Tuning qgrep Config to Index Everything (But Skip the Junk)

Yesterday I walked through mapping a Synology share and pointing qgrep at breach data so the index lives next to the dataset instead of cluttering my home directory. That’s great for portability, but there’s one more step worth calling out: making sure the index actually covers all the file types you care about.

Out of the box, qgrep is tuned for source code search.

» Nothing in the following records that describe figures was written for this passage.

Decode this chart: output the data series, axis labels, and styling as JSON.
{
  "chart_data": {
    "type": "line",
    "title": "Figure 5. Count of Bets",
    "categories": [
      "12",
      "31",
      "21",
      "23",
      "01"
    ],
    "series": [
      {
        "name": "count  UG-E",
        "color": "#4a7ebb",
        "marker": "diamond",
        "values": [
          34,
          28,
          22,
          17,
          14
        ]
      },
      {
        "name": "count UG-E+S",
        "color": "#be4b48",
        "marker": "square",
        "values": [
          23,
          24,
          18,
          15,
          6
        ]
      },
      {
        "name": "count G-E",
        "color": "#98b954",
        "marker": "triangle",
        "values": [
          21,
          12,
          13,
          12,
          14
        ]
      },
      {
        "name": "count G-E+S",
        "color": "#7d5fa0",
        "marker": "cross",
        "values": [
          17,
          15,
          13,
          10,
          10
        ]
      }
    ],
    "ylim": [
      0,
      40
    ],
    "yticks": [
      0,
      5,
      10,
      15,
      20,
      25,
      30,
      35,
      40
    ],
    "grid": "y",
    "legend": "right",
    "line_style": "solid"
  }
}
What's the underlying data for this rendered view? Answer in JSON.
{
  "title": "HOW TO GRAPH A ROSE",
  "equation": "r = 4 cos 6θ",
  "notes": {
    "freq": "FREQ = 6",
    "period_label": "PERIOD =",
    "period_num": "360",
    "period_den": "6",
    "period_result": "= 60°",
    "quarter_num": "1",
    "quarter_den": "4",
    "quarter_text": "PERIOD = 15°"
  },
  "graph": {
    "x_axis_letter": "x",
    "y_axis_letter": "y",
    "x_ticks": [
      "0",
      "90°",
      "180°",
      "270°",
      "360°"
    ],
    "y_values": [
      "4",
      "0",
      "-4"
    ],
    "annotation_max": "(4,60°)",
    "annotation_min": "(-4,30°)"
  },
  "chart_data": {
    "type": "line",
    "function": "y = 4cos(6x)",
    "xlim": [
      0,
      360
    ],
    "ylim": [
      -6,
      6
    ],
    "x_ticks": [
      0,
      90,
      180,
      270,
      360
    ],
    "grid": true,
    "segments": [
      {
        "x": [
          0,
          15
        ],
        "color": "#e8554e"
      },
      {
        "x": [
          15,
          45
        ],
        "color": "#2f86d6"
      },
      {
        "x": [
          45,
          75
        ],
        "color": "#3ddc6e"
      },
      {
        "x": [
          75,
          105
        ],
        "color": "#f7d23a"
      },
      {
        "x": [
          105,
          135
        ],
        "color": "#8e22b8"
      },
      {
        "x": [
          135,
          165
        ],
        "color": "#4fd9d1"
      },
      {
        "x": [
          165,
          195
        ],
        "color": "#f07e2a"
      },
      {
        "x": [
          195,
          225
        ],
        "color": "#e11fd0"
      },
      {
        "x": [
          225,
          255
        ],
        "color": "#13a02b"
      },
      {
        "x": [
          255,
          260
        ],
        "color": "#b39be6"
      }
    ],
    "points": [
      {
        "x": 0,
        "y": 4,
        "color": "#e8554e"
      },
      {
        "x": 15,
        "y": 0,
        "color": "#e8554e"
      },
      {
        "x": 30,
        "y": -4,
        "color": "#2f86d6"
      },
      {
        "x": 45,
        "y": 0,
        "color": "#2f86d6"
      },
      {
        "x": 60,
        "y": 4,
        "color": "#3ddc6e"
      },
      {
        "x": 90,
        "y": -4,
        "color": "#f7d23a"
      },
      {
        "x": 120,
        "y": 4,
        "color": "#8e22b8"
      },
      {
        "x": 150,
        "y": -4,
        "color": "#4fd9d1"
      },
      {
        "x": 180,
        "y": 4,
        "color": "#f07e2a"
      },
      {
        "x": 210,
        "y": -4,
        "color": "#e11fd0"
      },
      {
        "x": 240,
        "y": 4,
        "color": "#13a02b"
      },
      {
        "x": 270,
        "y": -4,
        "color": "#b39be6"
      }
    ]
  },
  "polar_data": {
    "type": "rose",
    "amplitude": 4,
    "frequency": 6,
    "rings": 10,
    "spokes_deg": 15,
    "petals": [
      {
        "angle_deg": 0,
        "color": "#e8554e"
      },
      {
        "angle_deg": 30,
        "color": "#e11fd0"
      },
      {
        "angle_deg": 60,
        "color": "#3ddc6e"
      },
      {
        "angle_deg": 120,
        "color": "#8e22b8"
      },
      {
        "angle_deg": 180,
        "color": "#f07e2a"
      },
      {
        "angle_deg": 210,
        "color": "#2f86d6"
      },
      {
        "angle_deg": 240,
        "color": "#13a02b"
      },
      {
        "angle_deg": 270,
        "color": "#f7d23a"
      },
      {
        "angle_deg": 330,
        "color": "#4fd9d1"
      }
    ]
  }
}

Its default .cfg file includes a ton of language extensions (.cpp, .java, .cs, etc.), but in the breach-analysis world we don’t just see clean .json and .csv — we see:

  • .sql dumps
  • .tsv, .bak, .log
  • files with no extension at all (shadow, passwd, dump)
  • random one-off names that would never match the defaults

If you don’t tweak the config, you’ll miss a huge percentage of what matters.


My Config

Here’s the version I landed on for my china.cfg project, which points at Z:/breach_data/china:

path Z:/breach_data/china

# index all files
include .*

# exclude obvious binaries
exclude \.(exe|dll|so|o|a|class|jar|pdb|jpg|jpeg|png|gif|bmp|ico|tif|tiff|mp3|mp4|avi|mov|wmv|zip|rar|7z|gz|tar|xz)$

Why This Works

  • include .* → blunt hammer. It matches literally everything, regardless of extension. No more worrying about weird .dump files slipping through.
  • Exclude list → keeps your index lean. No need to burn cycles indexing images, video, archives, or executables. Those add zero value in a text-search workflow and can blow up index size fast.

This strikes a nice balance: you grab all the text-like content you care about without indexing 12GB of .mp4 memes someone dropped into the dump.


Updating the Index

After editing the config, just re-run:

qgrep update "Z:\qgrep_china_index\china.cfg"

That will rebuild using the new include/exclude filters. Once that finishes, you can go right back to searching:

qgrep search "Z:\qgrep_china_index\china.cfg" i "password"
qgrep search "Z:\qgrep_china_index\china.cfg" il "example@domain.com"

Wrap-Up

The takeaway: don’t settle for the defaults. qgrep is lightning-fast, but only if you feed it the right filters. By flipping your config to include everything and then exclude just the obvious junk, you guarantee coverage across messy, real-world breach data without ballooning the index with useless files.